The evidence for the benefits and risks of correcting metabolic acidosis is very limited with no RCTs in pre-ESRD patients, none in children, and only three small trials in dialysis patients. These trials suggest there may be some beneficial effects on both protein and bone metabolism but the trials were underpowered to provide robust evidence.
Metabolic acidosis is a feature of chronic kidney disease (CKD) due to the reduced capacity of the kidney to synthesise ammonia and excrete hydrogen ions. It has adverse consequences on protein and muscle metabolism, bone turnover and the development of renal osteodystrophy. Metabolic acidosis may be corrected by oral bicarbonate supplementation or in dialysis patients by increasing the bicarbonate concentration in dialysate fluid.
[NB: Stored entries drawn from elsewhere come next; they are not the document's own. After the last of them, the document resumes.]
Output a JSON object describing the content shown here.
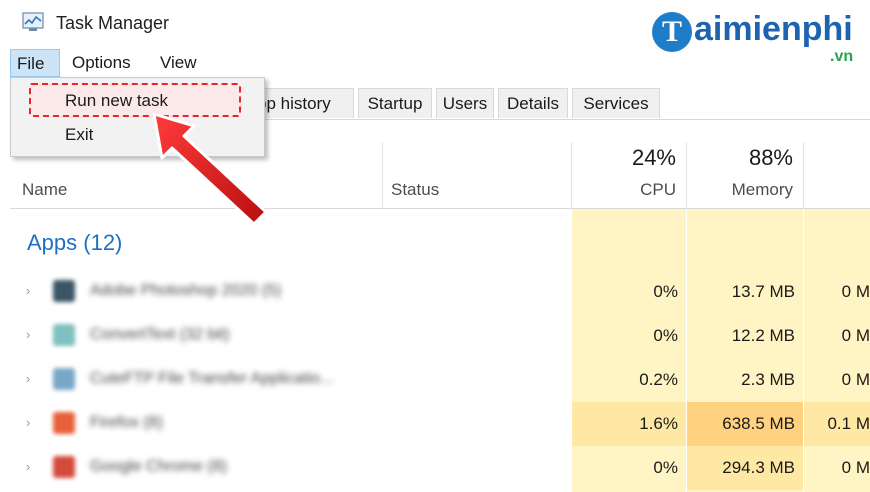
{
  "window": {
    "title": "Task Manager"
  },
  "logo": {
    "letter": "T",
    "brand": "aimienphi",
    "tld": ".vn"
  },
  "menu": {
    "file": "File",
    "options": "Options",
    "view": "View"
  },
  "dropdown": {
    "run_new_task": "Run new task",
    "exit": "Exit"
  },
  "tabs": [
    "pp history",
    "Startup",
    "Users",
    "Details",
    "Services"
  ],
  "columns": {
    "name": "Name",
    "status": "Status",
    "cpu_percent": "24%",
    "cpu_label": "CPU",
    "memory_percent": "88%",
    "memory_label": "Memory"
  },
  "apps_heading": "Apps (12)",
  "rows": [
    {
      "name": "Adobe Photoshop 2020 (5)",
      "cpu": "0%",
      "memory": "13.7 MB",
      "disk": "0 M",
      "icon": "photoshop-icon",
      "icon_color": "#3a5566"
    },
    {
      "name": "ConvertText (32 bit)",
      "cpu": "0%",
      "memory": "12.2 MB",
      "disk": "0 M",
      "icon": "convert-icon",
      "icon_color": "#7fbfbf"
    },
    {
      "name": "CuteFTP File Transfer Applicatio...",
      "cpu": "0.2%",
      "memory": "2.3 MB",
      "disk": "0 M",
      "icon": "ftp-icon",
      "icon_color": "#7aa7c7"
    },
    {
      "name": "Firefox (8)",
      "cpu": "1.6%",
      "memory": "638.5 MB",
      "disk": "0.1 M",
      "icon": "firefox-icon",
      "icon_color": "#e8603a"
    },
    {
      "name": "Google Chrome (8)",
      "cpu": "0%",
      "memory": "294.3 MB",
      "disk": "0 M",
      "icon": "chrome-icon",
      "icon_color": "#d44b3c"
    }
  ],
  "colors": {
    "accent": "#1e6fc8",
    "highlight": "#e8252a",
    "heat_light": "#fff4c4",
    "heat_mid": "#ffe8a3",
    "heat_strong": "#ffd27f"
  }
}
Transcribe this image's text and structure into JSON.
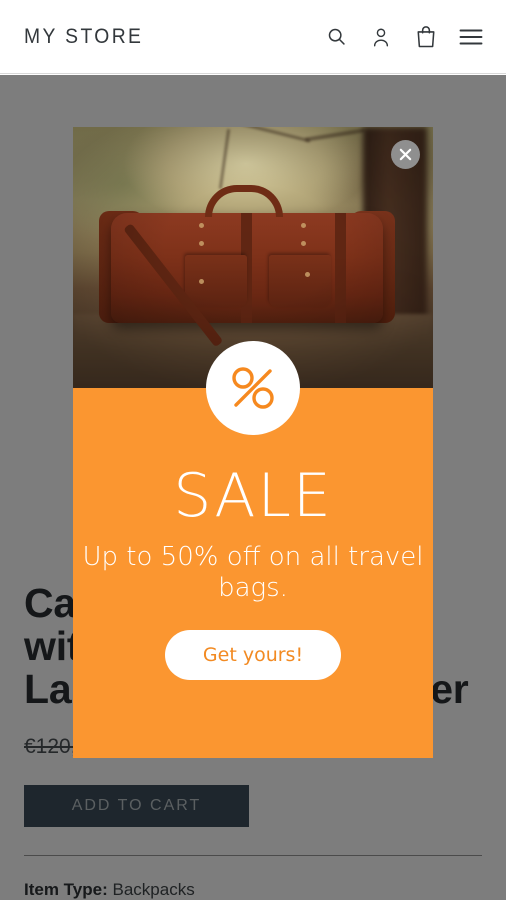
{
  "header": {
    "brand": "MY STORE",
    "icons": [
      {
        "name": "search-icon",
        "label": "Search"
      },
      {
        "name": "account-icon",
        "label": "Log in"
      },
      {
        "name": "cart-icon",
        "label": "Cart"
      },
      {
        "name": "menu-icon",
        "label": "Menu"
      }
    ]
  },
  "product": {
    "title": "Camping Backpack with Compartment Laptop and Rain Cover",
    "price_compare": "€120,",
    "add_to_cart_label": "ADD TO CART",
    "item_type_label": "Item Type:",
    "item_type_value": "Backpacks"
  },
  "promo": {
    "close_label": "×",
    "badge": "%",
    "heading": "SALE",
    "subtext": "Up to 50% off on all travel bags.",
    "cta_label": "Get yours!",
    "photo_alt": "brown leather duffel bag in forest"
  },
  "colors": {
    "promo_orange": "#FB9630",
    "cta_text": "#F28A22",
    "add_to_cart_bg": "#3D4F5C",
    "overlay": "rgba(0,0,0,0.51)",
    "header_text": "#33383C"
  }
}
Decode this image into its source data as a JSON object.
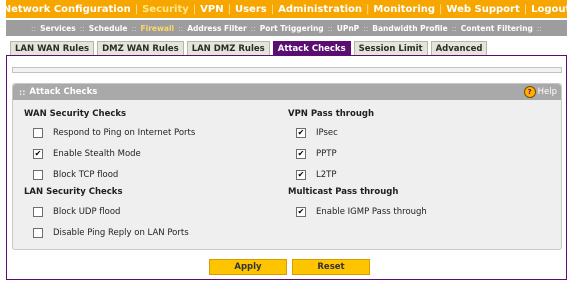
{
  "top_menu": {
    "items": [
      {
        "label": "Network Configuration",
        "active": false
      },
      {
        "label": "Security",
        "active": true
      },
      {
        "label": "VPN",
        "active": false
      },
      {
        "label": "Users",
        "active": false
      },
      {
        "label": "Administration",
        "active": false
      },
      {
        "label": "Monitoring",
        "active": false
      },
      {
        "label": "Web Support",
        "active": false
      },
      {
        "label": "Logout",
        "active": false
      }
    ],
    "separator": "|"
  },
  "sub_menu": {
    "items": [
      {
        "label": "Services",
        "active": false
      },
      {
        "label": "Schedule",
        "active": false
      },
      {
        "label": "Firewall",
        "active": true
      },
      {
        "label": "Address Filter",
        "active": false
      },
      {
        "label": "Port Triggering",
        "active": false
      },
      {
        "label": "UPnP",
        "active": false
      },
      {
        "label": "Bandwidth Profile",
        "active": false
      },
      {
        "label": "Content Filtering",
        "active": false
      }
    ],
    "separator": "::"
  },
  "tabs": [
    {
      "label": "LAN WAN Rules",
      "active": false
    },
    {
      "label": "DMZ WAN Rules",
      "active": false
    },
    {
      "label": "LAN DMZ Rules",
      "active": false
    },
    {
      "label": "Attack Checks",
      "active": true
    },
    {
      "label": "Session Limit",
      "active": false
    },
    {
      "label": "Advanced",
      "active": false
    }
  ],
  "panel": {
    "title": "Attack Checks",
    "grip": "::",
    "help_label": "Help",
    "help_icon": "?"
  },
  "wan_security": {
    "title": "WAN Security Checks",
    "options": [
      {
        "label": "Respond to Ping on Internet Ports",
        "checked": false
      },
      {
        "label": "Enable Stealth Mode",
        "checked": true
      },
      {
        "label": "Block TCP flood",
        "checked": false
      }
    ]
  },
  "lan_security": {
    "title": "LAN Security Checks",
    "options": [
      {
        "label": "Block UDP flood",
        "checked": false
      },
      {
        "label": "Disable Ping Reply on LAN Ports",
        "checked": false
      }
    ]
  },
  "vpn_pass": {
    "title": "VPN Pass through",
    "options": [
      {
        "label": "IPsec",
        "checked": true
      },
      {
        "label": "PPTP",
        "checked": true
      },
      {
        "label": "L2TP",
        "checked": true
      }
    ]
  },
  "multicast_pass": {
    "title": "Multicast Pass through",
    "options": [
      {
        "label": "Enable IGMP Pass through",
        "checked": true
      }
    ]
  },
  "buttons": {
    "apply": "Apply",
    "reset": "Reset"
  },
  "colors": {
    "top_menu_bg": "#f7a600",
    "sub_menu_bg": "#9d9d9d",
    "active_tab_bg": "#5b0e72",
    "button_bg": "#ffc400"
  }
}
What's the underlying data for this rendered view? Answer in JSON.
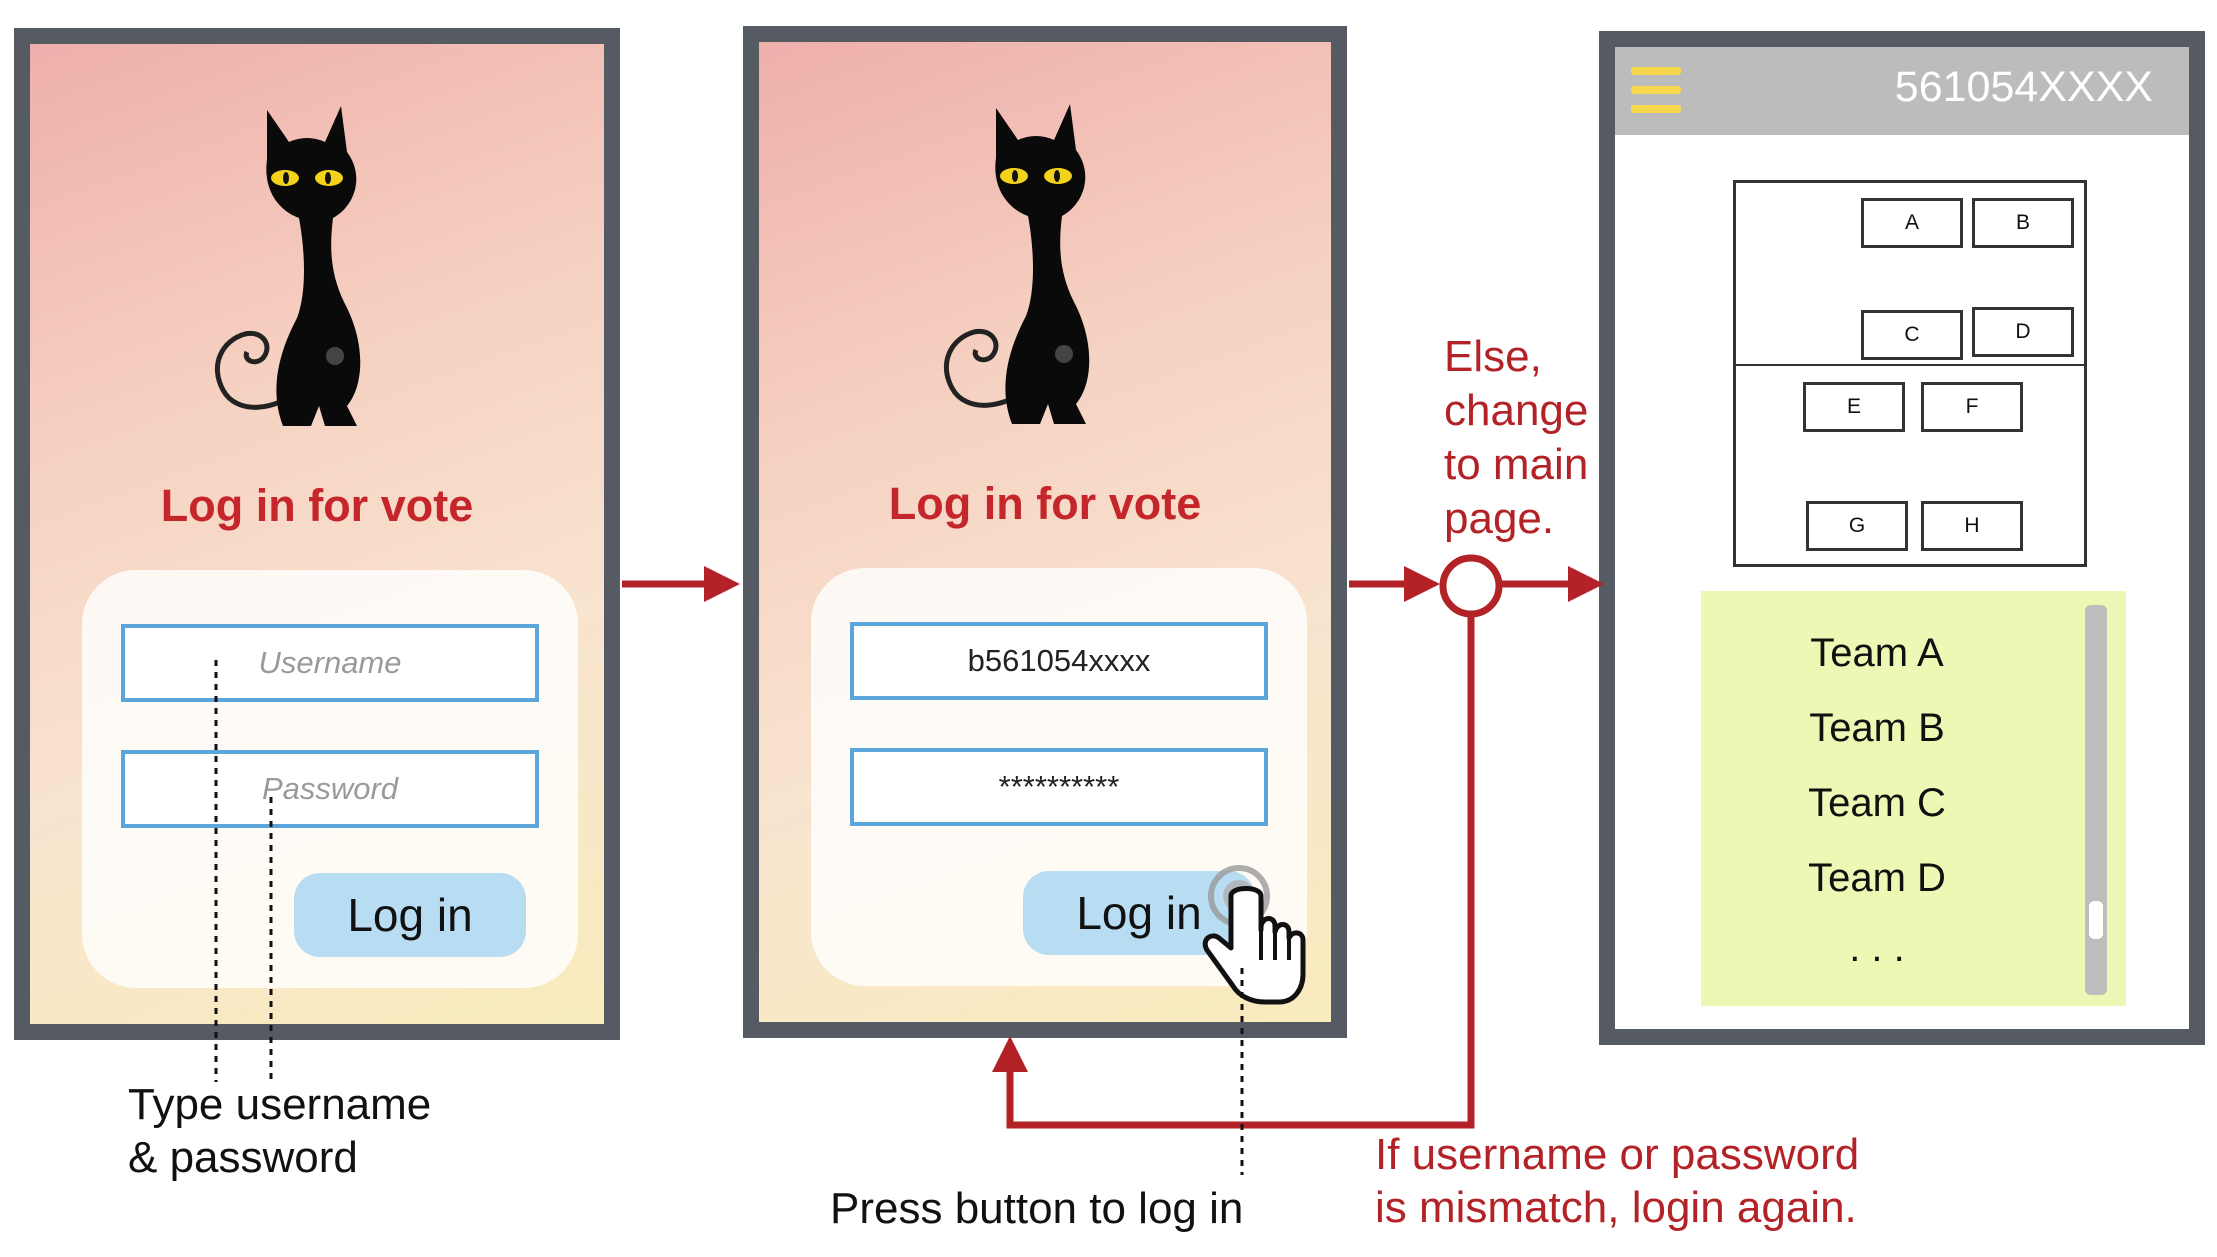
{
  "screen1": {
    "title": "Log in for vote",
    "username_placeholder": "Username",
    "password_placeholder": "Password",
    "login_button": "Log in"
  },
  "screen2": {
    "title": "Log in for vote",
    "username_value": "b561054xxxx",
    "password_value": "**********",
    "login_button": "Log in"
  },
  "screen3": {
    "user_id": "561054XXXX",
    "seats": [
      "A",
      "B",
      "C",
      "D",
      "E",
      "F",
      "G",
      "H"
    ],
    "teams": [
      "Team A",
      "Team B",
      "Team C",
      "Team D",
      ". . ."
    ]
  },
  "annotations": {
    "type_line1": "Type username",
    "type_line2": "& password",
    "press": "Press button to log in",
    "else_line1": "Else,",
    "else_line2": "change",
    "else_line3": "to main",
    "else_line4": "page.",
    "mismatch_line1": "If username or password",
    "mismatch_line2": "is mismatch, login again."
  },
  "colors": {
    "accent_red": "#b32226",
    "title_red": "#c4262b",
    "frame": "#555a63",
    "field_border": "#5aa6da",
    "button": "#b8dcf2",
    "team_panel": "#eef8b4",
    "menu_icon": "#f7d84d"
  }
}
To examine the benefits and harms of treating metabolic acidosis in patients with CKD, both prior to reaching end-stage renal disease (ESRD) or whilst on renal replacement therapy (RRT), with sodium bicarbonate or increasing the bicarbonate concentration of dialysate.
We searched the Cochrane Renal Group's Specialised Register [up to 4 March 2013] through contact with the Trials' Search Co-ordinator using search terms relevant to this review.
Randomised controlled trials (RCTs), crossover RCTs and quasi-RCTs investigating the correction of chronic metabolic acidosis in adults or children with CKD.
Outcomes were analysed using risk ratio (RR) and mean difference (MD) for continuous measures.
We identified three trials in adult dialysis patients (n = 117). There were insufficient data for most outcomes for meta-analysis. In all three trials acidosis improved in the intervention group though there was variation in achieved bicarbonate level. There was no evidence of effect on blood pressure or sodium levels. Some measures of nutritional status/protein metabolism (e.g. SGA, NP NA) were significantly improved by correction in the one trial that looked in these in detail. There was heterogeneity of the effect on serum albumin in two trials. Serum PTH fell significantly in the two trials that estimated this, with no significant effect on calcium or phosphate though both fell after correction. Complex bone markers were assessed in one study, with some evidence for a reduction in bone turnover in those with initial high bone turnover and an increase in low turnover patients. The studies were underpowered to assess clinical outcomes, in the one study that did there was some evidence for a reduction in hospitalisation after correction.